Difference Between OFDM and FDM in LTE
Conventional multi-carrier operation as it is used for FDM works simply by selecting a number of center frequencies – one for each carrier to be used.
The center frequencies must be spaced. In fact there is a trade-off between minimizing interference between different carriers and using the total bandwidth efficiently. In other words each carrier uses an upper and lower guard band to protect itself from its adjacent carriers.
Nevertheless, there will always be some interference between the adjacent carriers – known as Adjacent Carrier Interference (ACI) Especially for rectangular pulses the guard bands must be quite big, as the rectangular pulse has a huge spectrum. Otherwise we would have to apply a pulse shaping filter, but this would destroy the rectangular form of our pulse and thus complicate inter-symbol interference handling. For the rectangular pulse there is a better option possible and it is even easier to implement.

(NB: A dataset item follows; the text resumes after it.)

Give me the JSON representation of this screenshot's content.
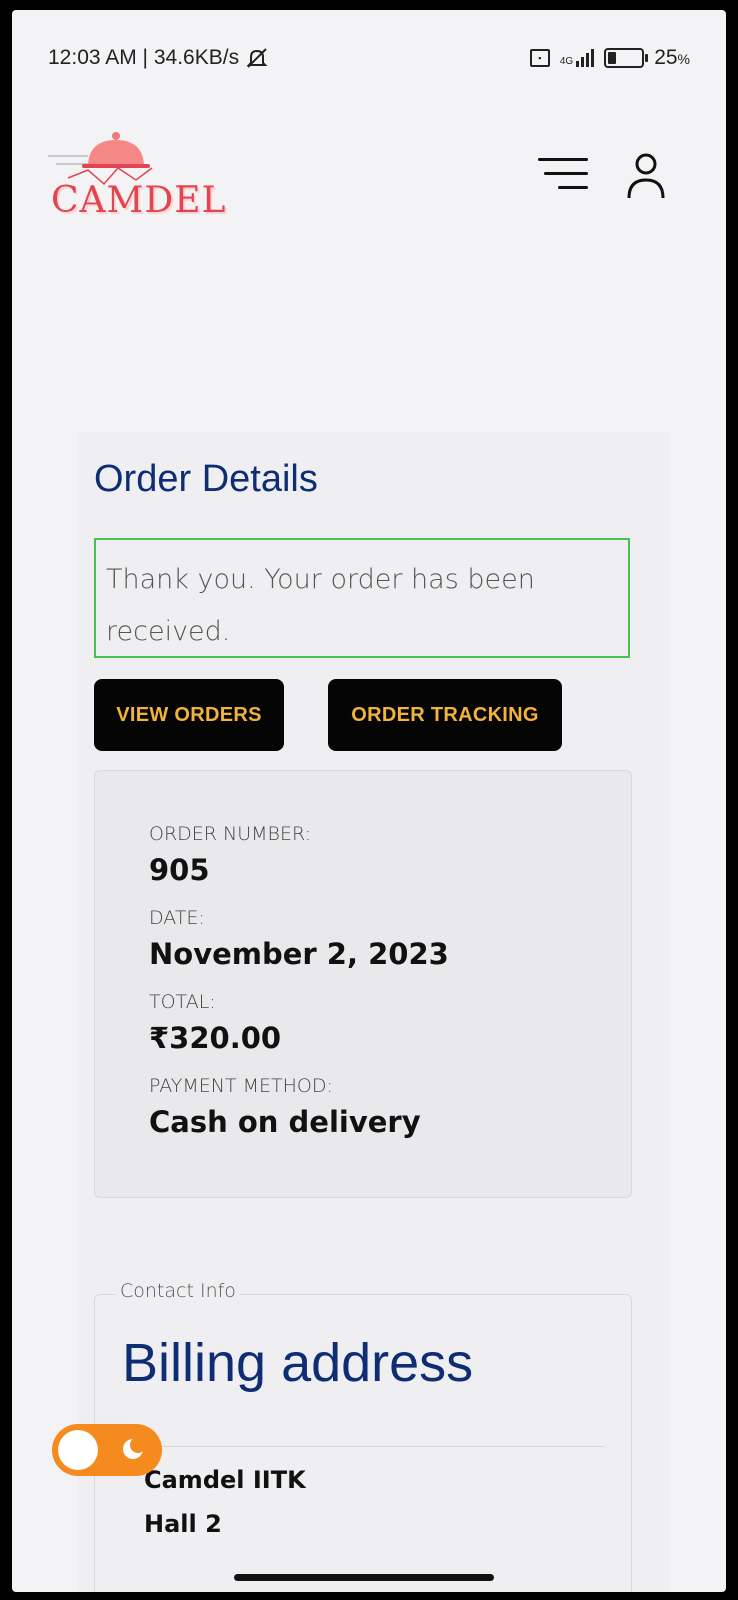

The spectrum of a rectangular pulses shows null points exactly at integer multiples of the frequency given by the symbol duration. Orthogonally avoids ACI to some extent. Thus OFDM simply places the next carrier exactly in the first null point of the previous one. With this we don’t need any pulse-shaping and between OFDM carriers using the same symbol duration TS and the same grid of center frequencies no guard bands are required.
This allows a tight packing of small carrier -called the sub-carriers or tones- into a bigger frequency band. Of course at the edges of this bigger band there might be some guard bands required to protect systems on adjacent bands from out-of spectrum emissions by the OFDM system.